The strongest proponents of negative freedom tend to think that those who are industrious will reap the benefits of that industry. Government should stay out of the way and allow fair competition in which those with the greatest store of talent and those who work the hardest will rise to the top. Government should prohibit interference in the economic system. This view of negative freedom pairs with a Libertarian view of freedom propagated by Ayn Rand, Rand Paul, the Koch brothers and so on. Not rarely, its proponents see the given distribution of rewards and opportunities in society as the just result of previous hard work; and they view government involvement in the economy with the aim of reallocating opportunities as illegitimate interference. So they generally oppose tax schemes that fund welfare programs, that would pay for college, that provide assistance for home buyers, let alone any plan for economic reparations for African Americans. Many advocates solely of negative freedom fail to see that the legal system is quite selective about whose negative rights are protected. Proponents of this view generally fail to underline the ways in which a social order has and continues to privilege some over others.
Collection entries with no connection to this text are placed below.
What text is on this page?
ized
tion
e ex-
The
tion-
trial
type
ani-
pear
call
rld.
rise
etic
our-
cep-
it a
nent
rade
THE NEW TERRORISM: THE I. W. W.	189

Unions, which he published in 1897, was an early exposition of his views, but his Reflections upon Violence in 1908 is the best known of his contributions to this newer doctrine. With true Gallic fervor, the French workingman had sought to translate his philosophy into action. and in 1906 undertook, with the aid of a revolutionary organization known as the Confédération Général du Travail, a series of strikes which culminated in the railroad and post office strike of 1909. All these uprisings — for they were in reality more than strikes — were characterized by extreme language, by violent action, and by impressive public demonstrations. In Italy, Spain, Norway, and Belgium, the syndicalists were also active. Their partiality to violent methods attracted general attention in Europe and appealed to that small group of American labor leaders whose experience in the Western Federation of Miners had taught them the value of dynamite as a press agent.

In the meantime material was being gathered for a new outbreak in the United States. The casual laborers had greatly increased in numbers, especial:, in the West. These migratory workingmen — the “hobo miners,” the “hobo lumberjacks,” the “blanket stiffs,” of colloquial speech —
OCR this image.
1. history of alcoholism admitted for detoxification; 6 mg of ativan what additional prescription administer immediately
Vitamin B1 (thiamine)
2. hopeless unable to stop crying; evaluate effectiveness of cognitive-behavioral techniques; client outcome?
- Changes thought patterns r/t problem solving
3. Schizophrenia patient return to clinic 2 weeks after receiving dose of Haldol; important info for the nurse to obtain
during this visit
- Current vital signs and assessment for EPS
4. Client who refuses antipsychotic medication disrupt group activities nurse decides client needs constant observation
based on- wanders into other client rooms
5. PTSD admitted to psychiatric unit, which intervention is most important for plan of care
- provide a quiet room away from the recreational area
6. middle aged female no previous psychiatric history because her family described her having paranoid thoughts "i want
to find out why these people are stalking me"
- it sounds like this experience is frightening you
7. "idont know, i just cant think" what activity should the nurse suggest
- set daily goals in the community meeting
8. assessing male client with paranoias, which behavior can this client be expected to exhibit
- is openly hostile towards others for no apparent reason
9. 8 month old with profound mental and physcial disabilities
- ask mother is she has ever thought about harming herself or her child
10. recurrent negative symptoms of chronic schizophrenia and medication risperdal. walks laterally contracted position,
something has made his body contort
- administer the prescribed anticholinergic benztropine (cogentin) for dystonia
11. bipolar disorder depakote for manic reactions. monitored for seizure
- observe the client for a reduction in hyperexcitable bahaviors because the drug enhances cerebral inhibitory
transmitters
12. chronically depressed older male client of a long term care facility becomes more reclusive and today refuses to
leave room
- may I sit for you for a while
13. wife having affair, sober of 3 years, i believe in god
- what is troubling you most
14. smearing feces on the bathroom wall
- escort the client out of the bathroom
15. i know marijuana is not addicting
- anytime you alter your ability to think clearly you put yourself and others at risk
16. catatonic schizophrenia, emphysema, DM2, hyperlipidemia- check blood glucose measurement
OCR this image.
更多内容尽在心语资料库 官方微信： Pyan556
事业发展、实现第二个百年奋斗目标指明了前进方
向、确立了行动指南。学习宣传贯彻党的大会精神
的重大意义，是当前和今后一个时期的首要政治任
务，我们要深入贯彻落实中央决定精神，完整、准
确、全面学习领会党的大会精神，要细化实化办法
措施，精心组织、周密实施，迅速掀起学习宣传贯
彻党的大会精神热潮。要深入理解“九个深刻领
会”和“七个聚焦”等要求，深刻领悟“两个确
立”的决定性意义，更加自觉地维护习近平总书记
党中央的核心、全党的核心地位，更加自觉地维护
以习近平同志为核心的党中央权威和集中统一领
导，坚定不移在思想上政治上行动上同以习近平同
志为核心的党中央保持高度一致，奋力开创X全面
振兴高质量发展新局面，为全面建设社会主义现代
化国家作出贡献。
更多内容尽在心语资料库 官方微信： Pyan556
The Black Lives Matter protesters are much more conscious of precisely how the government has historically prioritized the negative rights only of certain individuals and ignored those of others. One doesn’t need much more than a grade school education to see the injustice of slavery and restoration period laws, in which the property rights of whites were given clear precedence over the rights of liberty or even the rights of life of black Americans. Black Lives Matter activists also emphasize how this past has shaped our present system, which still does not allocate anything like equality of opportunity or provide for the positive freedoms that are needed for as fulfilling of a life as possible for many in the country.

Those protesting the wearing of masks are appealing to a tradition of negative rights, but they fail to rightfully consider that even in this tradition, one individual’s rights end where another individual’s rights begin. Those protesting systemic racism in the US note much more often that negative rights have been selectively enforced and further that positive rights are important. To secure life, liberty and the pursuit of happiness, government must do more than enforce the same laws equally (though that would not be a bad start). More though, government needs to create conditions for greater equality of opportunity – that is that can secure healthcare, education and access to housing and food for everyone in this country. Without that, the assertion of our Declaration that we all have rights to life, liberty and the pursuit of happiness remain nothing but empty claims.